You are viewing a plain text version of this content. The canonical link for it is here.
Posted to dev@lucene.apache.org by "Uwe Schindler (JIRA)" <ji...@apache.org> on 2015/05/14 22:47:00 UTC

[jira] [Commented] (LUCENE-6482) Class loading deadlock relating to NamedSPILoader

    [ https://issues.apache.org/jira/browse/LUCENE-6482?page=com.atlassian.jira.plugin.system.issuetabpanels:comment-tabpanel&focusedCommentId=14544336#comment-14544336 ] 

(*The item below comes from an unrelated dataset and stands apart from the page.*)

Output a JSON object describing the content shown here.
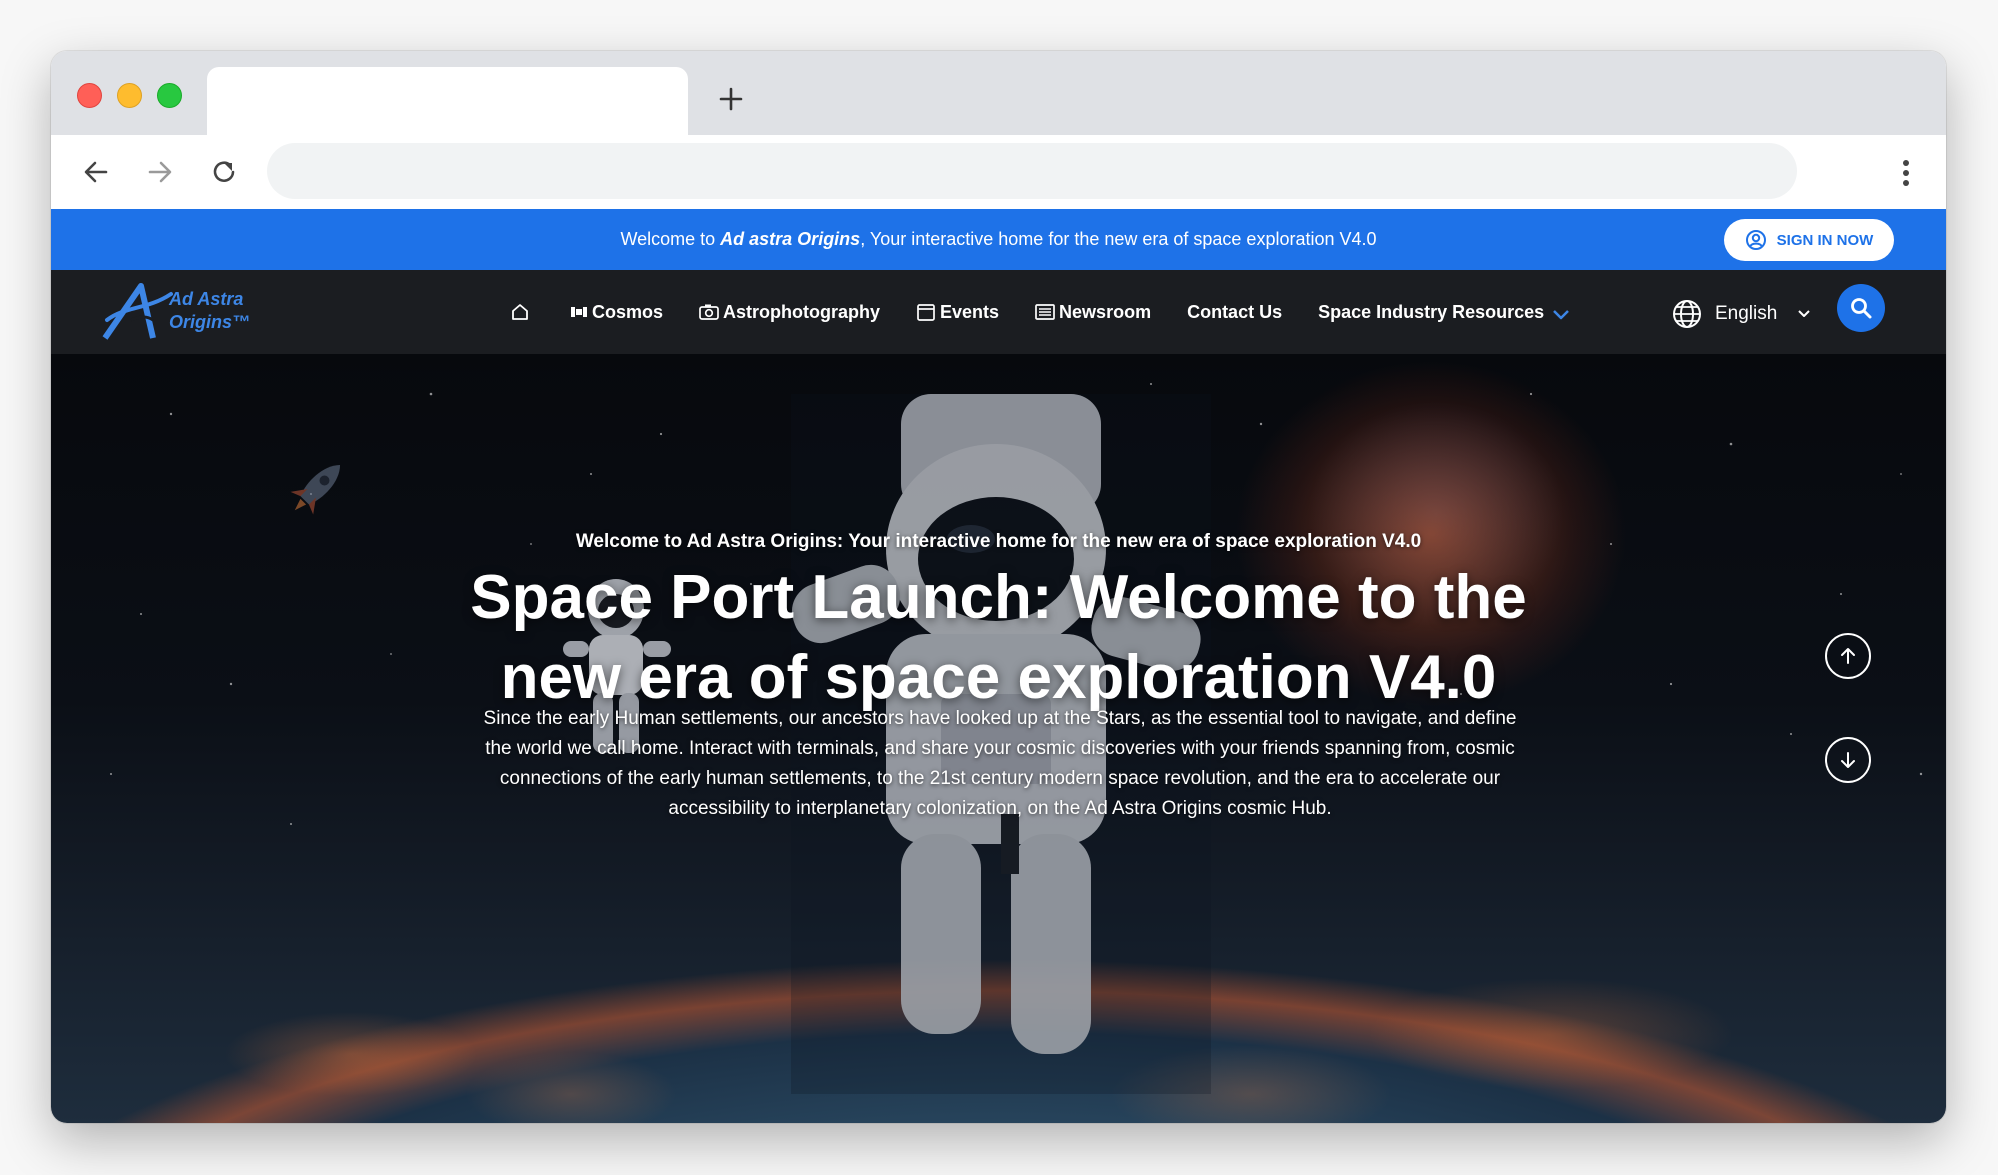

Uwe Schindler commented on LUCENE-6482:
---------------------------------------

Hi,
the problem here has nothing to do with NamedSPI loader. The problem can be one of the following:
- there is one codec in the classpath that uses a wrong initialization like the issue you mentioned. The problematic thing is in most cases a Codec/PostingsFormat/DocvaluesFormat.forName() in a static initializer. We also have this in Lucene, but the order is important here. I don't like this, but code is not manageable otherwise. So order of static class initialization is important. If one of the codecs hangs in one of such clinit locks, the stack trace is easy. All those threads that seem to hang while RUNNING are blocked, because they access a class that is currently in initialization phase (as you said).
- Elasticsearch has several own codecs, maybe those had a bug as described before. 1.3.4 is a older one, maybe update to latest 1.3.9 version. We have never seen this with plain Lucene.

In addition, make sure that you use latest JVM versions. several Java 7 realeases had class loading bugs with deadlocks (e.g. 1.7.0_25). To me it looks more like one of those issues, because otherwise other people would have reported bugs like this already.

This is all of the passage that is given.